Grow Ahead & Allies Fund Farmer Exchange on Diversification in Smallholder Coffee Systems
Grow Ahead teamed up with coffee cooperatives, CESMACH & PRODECOOP, leaders to raise $7,000 for an Assessment of On-Farm Diversification Strategies in Smallholder Coffee Systems in Mesoamerica. Both coffee cooperatives, CESMACH in Mexico & PRODECOOP in Nicaragua, identified the three issues needing immediate attention to be food insecurity, climate change and gender equality. The event brought farmers, cooperatives, and researchers from Nicaragua, Mexico and the United States together in Estelí, Nicaragua for a week from, November 19th-23rd of 2018.
Diversification of production for coffee farmers is essential for climate resiliency and creating new income streams, since research shows that up to, 50% of current coffee producing regions will no longer be suitable for production by 2050.
Using Participatory Action Research for Collaborative Change
The main objective of the Farmer Exchange was to analyze how different strategies of diversification affect food security, climate change and resilience, livelihoods, gender equality in the home and community, regional scales, and the relation of sustainability to coffee based agro-food systems. Utilizing Participatory Action Research allows for the incorporation of multiple voices in analysis of diversification strategies for smallholder farmers within different contexts (like Mexico and Nicaragua) as well as voice recommendations for future tools. This creates an integration of local farmer knowledge as well as scientific knowledge and recognizes and values both in agroecology.

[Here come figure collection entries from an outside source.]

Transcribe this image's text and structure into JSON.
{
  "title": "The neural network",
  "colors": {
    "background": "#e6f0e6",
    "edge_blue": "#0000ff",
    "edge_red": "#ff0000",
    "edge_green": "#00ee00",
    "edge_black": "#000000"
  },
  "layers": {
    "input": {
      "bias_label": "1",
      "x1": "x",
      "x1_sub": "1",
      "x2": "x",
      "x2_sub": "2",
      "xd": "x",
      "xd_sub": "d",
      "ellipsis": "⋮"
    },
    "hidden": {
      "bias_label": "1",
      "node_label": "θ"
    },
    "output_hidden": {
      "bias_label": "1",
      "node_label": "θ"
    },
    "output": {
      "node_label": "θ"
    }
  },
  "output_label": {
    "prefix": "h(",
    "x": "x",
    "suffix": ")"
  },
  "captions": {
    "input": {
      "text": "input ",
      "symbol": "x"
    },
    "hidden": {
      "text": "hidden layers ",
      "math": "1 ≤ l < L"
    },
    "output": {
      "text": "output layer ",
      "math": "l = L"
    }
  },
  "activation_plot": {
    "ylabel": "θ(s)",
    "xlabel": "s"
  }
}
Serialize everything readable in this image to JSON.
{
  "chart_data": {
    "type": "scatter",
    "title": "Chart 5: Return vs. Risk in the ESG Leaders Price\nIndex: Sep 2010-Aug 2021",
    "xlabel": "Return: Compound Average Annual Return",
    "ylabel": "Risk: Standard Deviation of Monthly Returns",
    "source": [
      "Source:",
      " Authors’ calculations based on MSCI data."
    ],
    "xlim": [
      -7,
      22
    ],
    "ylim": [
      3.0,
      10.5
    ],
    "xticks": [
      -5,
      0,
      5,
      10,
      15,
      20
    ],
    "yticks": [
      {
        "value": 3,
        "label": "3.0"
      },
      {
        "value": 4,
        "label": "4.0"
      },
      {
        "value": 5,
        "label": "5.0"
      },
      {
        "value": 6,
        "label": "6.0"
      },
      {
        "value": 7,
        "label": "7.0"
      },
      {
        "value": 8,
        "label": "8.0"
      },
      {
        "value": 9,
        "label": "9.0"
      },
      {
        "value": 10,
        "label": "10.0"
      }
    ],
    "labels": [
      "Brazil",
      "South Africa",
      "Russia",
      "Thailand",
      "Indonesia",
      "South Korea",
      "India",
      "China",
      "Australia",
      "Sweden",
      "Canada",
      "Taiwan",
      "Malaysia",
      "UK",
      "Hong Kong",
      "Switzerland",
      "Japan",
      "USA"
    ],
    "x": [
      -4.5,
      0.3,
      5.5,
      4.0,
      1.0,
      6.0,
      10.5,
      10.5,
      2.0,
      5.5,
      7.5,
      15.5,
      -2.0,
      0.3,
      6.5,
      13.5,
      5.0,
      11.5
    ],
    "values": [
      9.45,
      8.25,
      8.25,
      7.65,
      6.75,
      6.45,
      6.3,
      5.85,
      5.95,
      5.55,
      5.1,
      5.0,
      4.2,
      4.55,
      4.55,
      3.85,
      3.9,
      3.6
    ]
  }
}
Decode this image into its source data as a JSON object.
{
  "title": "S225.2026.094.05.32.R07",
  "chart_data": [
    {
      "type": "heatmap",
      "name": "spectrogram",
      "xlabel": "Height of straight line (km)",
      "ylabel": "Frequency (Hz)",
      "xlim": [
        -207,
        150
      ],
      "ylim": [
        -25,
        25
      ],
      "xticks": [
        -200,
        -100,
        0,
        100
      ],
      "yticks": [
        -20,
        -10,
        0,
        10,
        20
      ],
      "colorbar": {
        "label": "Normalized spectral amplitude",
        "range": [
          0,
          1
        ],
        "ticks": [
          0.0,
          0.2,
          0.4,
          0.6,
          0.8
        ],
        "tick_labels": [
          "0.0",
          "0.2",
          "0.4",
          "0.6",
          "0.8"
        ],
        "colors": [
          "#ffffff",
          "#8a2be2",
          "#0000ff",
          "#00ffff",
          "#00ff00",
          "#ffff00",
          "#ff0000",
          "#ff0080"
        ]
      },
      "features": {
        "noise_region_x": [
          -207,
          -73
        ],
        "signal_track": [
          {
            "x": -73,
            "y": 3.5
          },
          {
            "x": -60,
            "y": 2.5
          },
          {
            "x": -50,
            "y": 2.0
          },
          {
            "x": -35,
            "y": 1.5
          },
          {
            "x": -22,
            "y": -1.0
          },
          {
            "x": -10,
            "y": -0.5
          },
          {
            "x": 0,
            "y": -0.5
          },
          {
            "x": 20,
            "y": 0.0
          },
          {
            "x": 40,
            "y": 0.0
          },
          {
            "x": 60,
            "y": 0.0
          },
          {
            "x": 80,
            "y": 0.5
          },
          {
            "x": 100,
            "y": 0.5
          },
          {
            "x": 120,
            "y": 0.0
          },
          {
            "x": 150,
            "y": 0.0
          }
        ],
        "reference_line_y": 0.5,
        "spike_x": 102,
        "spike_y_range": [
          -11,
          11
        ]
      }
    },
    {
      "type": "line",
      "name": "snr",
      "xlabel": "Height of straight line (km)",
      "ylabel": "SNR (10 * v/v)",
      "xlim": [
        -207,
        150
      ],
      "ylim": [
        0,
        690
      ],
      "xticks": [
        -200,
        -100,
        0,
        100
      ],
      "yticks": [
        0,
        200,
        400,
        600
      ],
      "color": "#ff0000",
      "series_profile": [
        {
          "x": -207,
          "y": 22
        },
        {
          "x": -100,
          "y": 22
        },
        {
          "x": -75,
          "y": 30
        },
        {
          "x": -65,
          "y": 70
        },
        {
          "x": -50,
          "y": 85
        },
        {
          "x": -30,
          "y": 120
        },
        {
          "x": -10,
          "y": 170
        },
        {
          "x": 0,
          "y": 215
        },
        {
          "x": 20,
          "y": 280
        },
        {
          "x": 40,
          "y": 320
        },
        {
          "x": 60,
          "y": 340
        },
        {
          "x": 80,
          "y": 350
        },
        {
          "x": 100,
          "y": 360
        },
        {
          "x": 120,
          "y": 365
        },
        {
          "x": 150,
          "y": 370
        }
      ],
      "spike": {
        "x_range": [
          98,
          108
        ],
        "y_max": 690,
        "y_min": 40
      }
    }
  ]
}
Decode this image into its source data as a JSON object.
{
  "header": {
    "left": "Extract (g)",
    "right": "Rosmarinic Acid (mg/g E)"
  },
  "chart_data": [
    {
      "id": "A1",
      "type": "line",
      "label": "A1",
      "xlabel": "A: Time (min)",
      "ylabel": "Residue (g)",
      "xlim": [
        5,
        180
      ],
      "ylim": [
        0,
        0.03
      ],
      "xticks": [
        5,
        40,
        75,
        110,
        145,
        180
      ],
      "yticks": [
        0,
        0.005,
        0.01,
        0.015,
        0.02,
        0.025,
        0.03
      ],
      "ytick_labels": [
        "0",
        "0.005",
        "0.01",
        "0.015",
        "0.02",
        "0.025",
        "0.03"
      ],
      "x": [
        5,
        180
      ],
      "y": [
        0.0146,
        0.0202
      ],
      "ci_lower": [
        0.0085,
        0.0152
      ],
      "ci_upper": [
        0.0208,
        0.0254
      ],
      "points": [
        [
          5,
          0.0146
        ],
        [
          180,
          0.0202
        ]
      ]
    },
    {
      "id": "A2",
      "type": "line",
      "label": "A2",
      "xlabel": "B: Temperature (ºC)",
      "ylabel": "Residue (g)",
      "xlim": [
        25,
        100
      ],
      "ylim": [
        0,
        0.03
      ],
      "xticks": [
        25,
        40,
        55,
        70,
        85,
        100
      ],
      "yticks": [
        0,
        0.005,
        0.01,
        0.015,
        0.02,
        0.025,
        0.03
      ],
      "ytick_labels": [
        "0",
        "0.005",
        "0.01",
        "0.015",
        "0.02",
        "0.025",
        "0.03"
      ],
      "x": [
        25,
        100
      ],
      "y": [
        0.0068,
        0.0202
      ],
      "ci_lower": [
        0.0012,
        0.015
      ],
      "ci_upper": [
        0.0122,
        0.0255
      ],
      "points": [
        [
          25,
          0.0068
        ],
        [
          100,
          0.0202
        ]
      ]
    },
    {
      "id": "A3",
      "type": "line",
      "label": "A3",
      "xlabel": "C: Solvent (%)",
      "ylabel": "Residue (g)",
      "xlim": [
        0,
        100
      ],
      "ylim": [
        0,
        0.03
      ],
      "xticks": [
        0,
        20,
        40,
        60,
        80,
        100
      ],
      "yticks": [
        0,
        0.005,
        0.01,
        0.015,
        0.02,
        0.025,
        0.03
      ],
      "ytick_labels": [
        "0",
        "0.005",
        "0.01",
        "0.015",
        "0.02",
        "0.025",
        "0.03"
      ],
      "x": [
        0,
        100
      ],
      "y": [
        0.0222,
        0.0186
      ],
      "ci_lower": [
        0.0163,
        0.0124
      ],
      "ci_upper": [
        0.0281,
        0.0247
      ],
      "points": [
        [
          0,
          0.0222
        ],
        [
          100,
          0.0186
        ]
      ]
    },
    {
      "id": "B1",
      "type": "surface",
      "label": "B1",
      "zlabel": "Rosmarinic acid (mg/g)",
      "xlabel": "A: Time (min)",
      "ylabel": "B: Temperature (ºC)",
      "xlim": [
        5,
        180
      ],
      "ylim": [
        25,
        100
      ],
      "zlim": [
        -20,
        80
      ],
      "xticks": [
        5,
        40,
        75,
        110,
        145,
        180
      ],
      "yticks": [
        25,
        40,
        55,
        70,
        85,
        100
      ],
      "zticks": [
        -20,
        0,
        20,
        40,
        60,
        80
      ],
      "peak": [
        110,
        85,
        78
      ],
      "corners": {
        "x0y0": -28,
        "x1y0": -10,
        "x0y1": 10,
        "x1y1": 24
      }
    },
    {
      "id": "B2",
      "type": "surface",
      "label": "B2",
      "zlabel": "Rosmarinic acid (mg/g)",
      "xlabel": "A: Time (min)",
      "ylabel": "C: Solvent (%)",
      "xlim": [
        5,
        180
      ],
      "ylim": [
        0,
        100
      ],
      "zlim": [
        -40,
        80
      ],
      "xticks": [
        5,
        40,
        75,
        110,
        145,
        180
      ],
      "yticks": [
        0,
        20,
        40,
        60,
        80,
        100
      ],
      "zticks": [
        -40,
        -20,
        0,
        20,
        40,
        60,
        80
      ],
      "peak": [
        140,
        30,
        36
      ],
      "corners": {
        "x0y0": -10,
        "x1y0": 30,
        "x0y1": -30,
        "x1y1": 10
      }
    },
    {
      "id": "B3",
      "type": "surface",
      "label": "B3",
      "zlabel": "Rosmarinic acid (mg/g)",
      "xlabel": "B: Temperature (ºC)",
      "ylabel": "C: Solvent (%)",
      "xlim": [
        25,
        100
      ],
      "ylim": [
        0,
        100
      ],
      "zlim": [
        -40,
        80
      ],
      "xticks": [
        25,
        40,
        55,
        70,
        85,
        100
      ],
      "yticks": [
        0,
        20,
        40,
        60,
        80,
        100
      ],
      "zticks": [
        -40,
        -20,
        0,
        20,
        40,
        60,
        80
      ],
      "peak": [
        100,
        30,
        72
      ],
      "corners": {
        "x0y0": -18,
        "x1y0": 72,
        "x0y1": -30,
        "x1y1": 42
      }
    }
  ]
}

With presentations and discussions from a range of cooperatives, researchers, and community organizations covering gender policies, cross-cultural experience and knowledge dialogues, diversification strategies that contribute to climate resilience and gender equality, as well as trips and visits to producers in various communities around Estelí, Nicaragua; this event took a holistic and participatory approach of addressing diversification tactics in smallholder coffee systems.
Alejandra Guzman, CAN Coffee Diversification Mexico Project Coordinator, expressed that, “CESMACH farmers returned to Mexico with high motivations, inspired, and animated by the young producers and the work their counterparts steward in Nicaragua. They felt a closer understanding of the projects goal in a very cooperative space. It was empowering from their own identities as women farmers, coffee farmers, and facilitators/promoters, as Latin Americans. It was apparent to farmers that this project is not about receiving funds or materials, but rather a space they shape and an approach to seed for other projects they will direct in the future.”
It is important to note, as one of the facilitators stated, that Participatory Action Research is about “real, authentic participation, of all actors, that recognizes the differences of power and gender; these topics are part of the conversation and the work”. Farmer-to-Farmer trainings provide space to address ever-changing issues of adaptation as climate change impacts farmer communities and using a participatory approach is essential to connect scientific and academic knowledge in a way that empowers communities and traditional knowledge.